Nobody buys SME tonearms separately anymore, I personnaly got me a Project "Genie S" hugely discounted (125 $ and so my Thorens 318/SME 3009 II is on sale). With Jelco's (ultimate ?) demise (their prices weren't appealing considering the famous quality ratio*) , you can own for example a Michell Engineering T2 (a super Rega 220) for 300 $ ! As I know price is important, for perhaps better results buy a Shick (it's without antiskate that said but some have detachable headshell, the 12" is 2000$ or so...).

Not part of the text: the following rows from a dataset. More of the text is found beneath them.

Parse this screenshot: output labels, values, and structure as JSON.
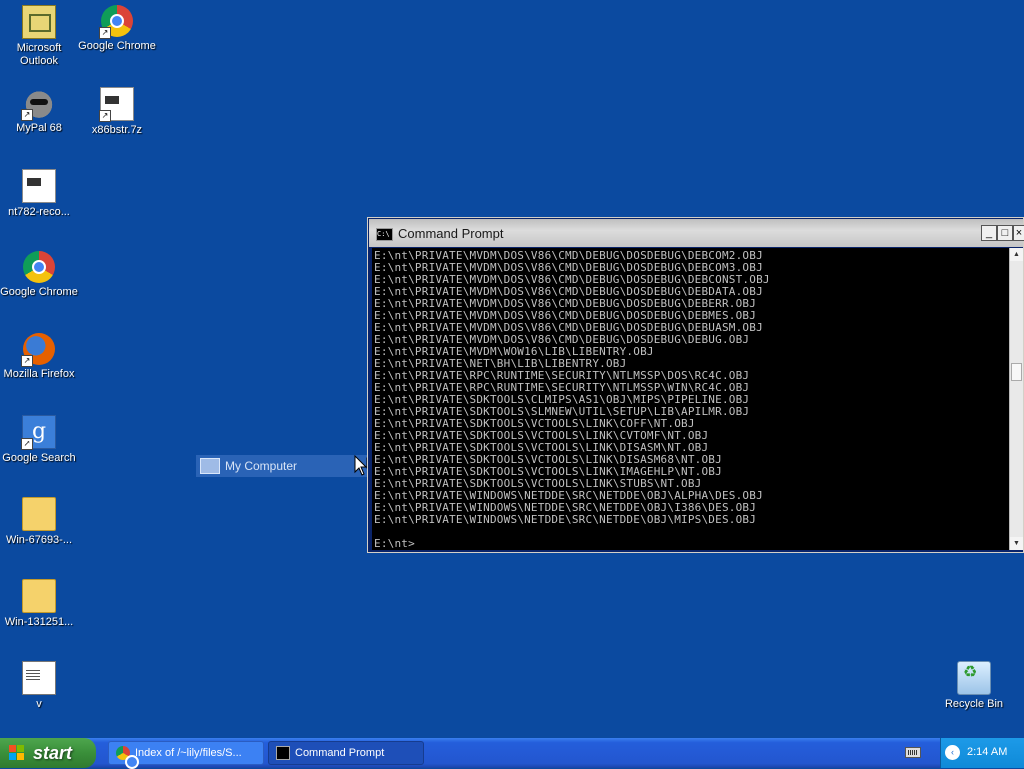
{
  "desktop": {
    "icons": [
      {
        "label": "Microsoft Outlook",
        "icon": "outlook-icon"
      },
      {
        "label": "Google Chrome",
        "icon": "chrome-icon"
      },
      {
        "label": "MyPal 68",
        "icon": "mypal-icon"
      },
      {
        "label": "x86bstr.7z",
        "icon": "archive-file-icon"
      },
      {
        "label": "nt782-reco...",
        "icon": "file-icon"
      },
      {
        "label": "Google Chrome",
        "icon": "chrome-icon"
      },
      {
        "label": "Mozilla Firefox",
        "icon": "firefox-icon"
      },
      {
        "label": "Google Search",
        "icon": "google-search-icon"
      },
      {
        "label": "Win-67693-...",
        "icon": "folder-icon"
      },
      {
        "label": "Win-131251...",
        "icon": "folder-icon"
      },
      {
        "label": "v",
        "icon": "text-file-icon"
      },
      {
        "label": "Recycle Bin",
        "icon": "recycle-bin-icon"
      }
    ],
    "drag_item": {
      "label": "My Computer",
      "icon": "my-computer-icon"
    }
  },
  "cmd_window": {
    "title": "Command Prompt",
    "icon_text": "C:\\",
    "buttons": {
      "minimize": "_",
      "maximize": "□",
      "close": "×"
    },
    "lines": [
      "E:\\nt\\PRIVATE\\MVDM\\DOS\\V86\\CMD\\DEBUG\\DOSDEBUG\\DEBCOM2.OBJ",
      "E:\\nt\\PRIVATE\\MVDM\\DOS\\V86\\CMD\\DEBUG\\DOSDEBUG\\DEBCOM3.OBJ",
      "E:\\nt\\PRIVATE\\MVDM\\DOS\\V86\\CMD\\DEBUG\\DOSDEBUG\\DEBCONST.OBJ",
      "E:\\nt\\PRIVATE\\MVDM\\DOS\\V86\\CMD\\DEBUG\\DOSDEBUG\\DEBDATA.OBJ",
      "E:\\nt\\PRIVATE\\MVDM\\DOS\\V86\\CMD\\DEBUG\\DOSDEBUG\\DEBERR.OBJ",
      "E:\\nt\\PRIVATE\\MVDM\\DOS\\V86\\CMD\\DEBUG\\DOSDEBUG\\DEBMES.OBJ",
      "E:\\nt\\PRIVATE\\MVDM\\DOS\\V86\\CMD\\DEBUG\\DOSDEBUG\\DEBUASM.OBJ",
      "E:\\nt\\PRIVATE\\MVDM\\DOS\\V86\\CMD\\DEBUG\\DOSDEBUG\\DEBUG.OBJ",
      "E:\\nt\\PRIVATE\\MVDM\\WOW16\\LIB\\LIBENTRY.OBJ",
      "E:\\nt\\PRIVATE\\NET\\BH\\LIB\\LIBENTRY.OBJ",
      "E:\\nt\\PRIVATE\\RPC\\RUNTIME\\SECURITY\\NTLMSSP\\DOS\\RC4C.OBJ",
      "E:\\nt\\PRIVATE\\RPC\\RUNTIME\\SECURITY\\NTLMSSP\\WIN\\RC4C.OBJ",
      "E:\\nt\\PRIVATE\\SDKTOOLS\\CLMIPS\\AS1\\OBJ\\MIPS\\PIPELINE.OBJ",
      "E:\\nt\\PRIVATE\\SDKTOOLS\\SLMNEW\\UTIL\\SETUP\\LIB\\APILMR.OBJ",
      "E:\\nt\\PRIVATE\\SDKTOOLS\\VCTOOLS\\LINK\\COFF\\NT.OBJ",
      "E:\\nt\\PRIVATE\\SDKTOOLS\\VCTOOLS\\LINK\\CVTOMF\\NT.OBJ",
      "E:\\nt\\PRIVATE\\SDKTOOLS\\VCTOOLS\\LINK\\DISASM\\NT.OBJ",
      "E:\\nt\\PRIVATE\\SDKTOOLS\\VCTOOLS\\LINK\\DISASM68\\NT.OBJ",
      "E:\\nt\\PRIVATE\\SDKTOOLS\\VCTOOLS\\LINK\\IMAGEHLP\\NT.OBJ",
      "E:\\nt\\PRIVATE\\SDKTOOLS\\VCTOOLS\\LINK\\STUBS\\NT.OBJ",
      "E:\\nt\\PRIVATE\\WINDOWS\\NETDDE\\SRC\\NETDDE\\OBJ\\ALPHA\\DES.OBJ",
      "E:\\nt\\PRIVATE\\WINDOWS\\NETDDE\\SRC\\NETDDE\\OBJ\\I386\\DES.OBJ",
      "E:\\nt\\PRIVATE\\WINDOWS\\NETDDE\\SRC\\NETDDE\\OBJ\\MIPS\\DES.OBJ",
      "",
      "E:\\nt>"
    ]
  },
  "taskbar": {
    "start_label": "start",
    "tasks": [
      {
        "label": "Index of /~lily/files/S...",
        "icon": "chrome-icon",
        "active": false
      },
      {
        "label": "Command Prompt",
        "icon": "cmd-icon",
        "active": true
      }
    ],
    "tray": {
      "clock": "2:14 AM",
      "expand_arrow": "‹"
    }
  },
  "colors": {
    "desktop": "#0b4aa0",
    "taskbar": "#245edb",
    "start": "#3a8f3a",
    "tray": "#0f8ad8",
    "console_bg": "#000000",
    "console_text": "#c0c0c0"
  }
}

* it was difficult to adjust the height on modern models

volvic's picture

SME made the decision almost a year go to stop selling them to the public. I can tell you from my hi-fi and analog groups that numerous people owned the newer models and were stunned to see SME make that decision. Schick is a great tonearm but the weight times are long and it won't work on every turntable, SME had a complete range of arms for different tables. As good as the Project, Rega and Jelco arms are they are not in the same category as the SME arms, I should know I own five of them and have owned numerous tonearms over the years, none of them had the fit and finish and sonics the SME arms offer. The only one that was their equal was the Alphason HRS arm I owned that I now regret selling, it was better than my late serial number Ittok LVIII MK2.

dial's picture

Why do you mean by not working on every turntable ? What SME do you use ? By category you mean price or technology or both ? I was in several audiophile groups too but for vinyl it's difficult to offer scientific results. Myself still own my Goldmund Studio2/Magnepan/Ortofon X3 mainly to record on PC.

volvic's picture

Two people in two different groups had the Schick and were underwhelmed with it, which surprised me considering the great press the arm has received. One had it on a 301 the other on a TD-124. Both people are individuals whose opinion I respect, one swapped for a Jelco and preferred it and the other I don't recall what he switched it for maybe Groovemaster but don't quote me.

Both; category and price - The SME's are far better than the arms you mentioned.

I own five; two IV's, one 309 that are mounted on different tables and one M2-9r and M2-9 waiting for new tables. Are they the best arms on the planet? Of course not but the leap in quality I got over the Regas, Profile, Linn Basik, and other arms I cannot even remember now was impressive. Also, the ability not to spend endless hours fiddling with the overhang was so easy to do with the SME. Fit and finish is the best I've seen and the customer service is stellar.

dial's picture

I owned a Basik+, an Akito, Rega RB 300, Goldmund T3B, Syrinx PU 3 and many turntables. Still have a Delaleu and of course as said a 3009 from the sixties and a Magneplanar.
The problem with the Schick is no antiskating is provided on the 12". The Groovemaster must be excellent.

volvic's picture

Yes, and I think they are pretty competitively priced if memory serves correctly.

dial's picture

Cheaper than the Schick. Despite a 10% price increase.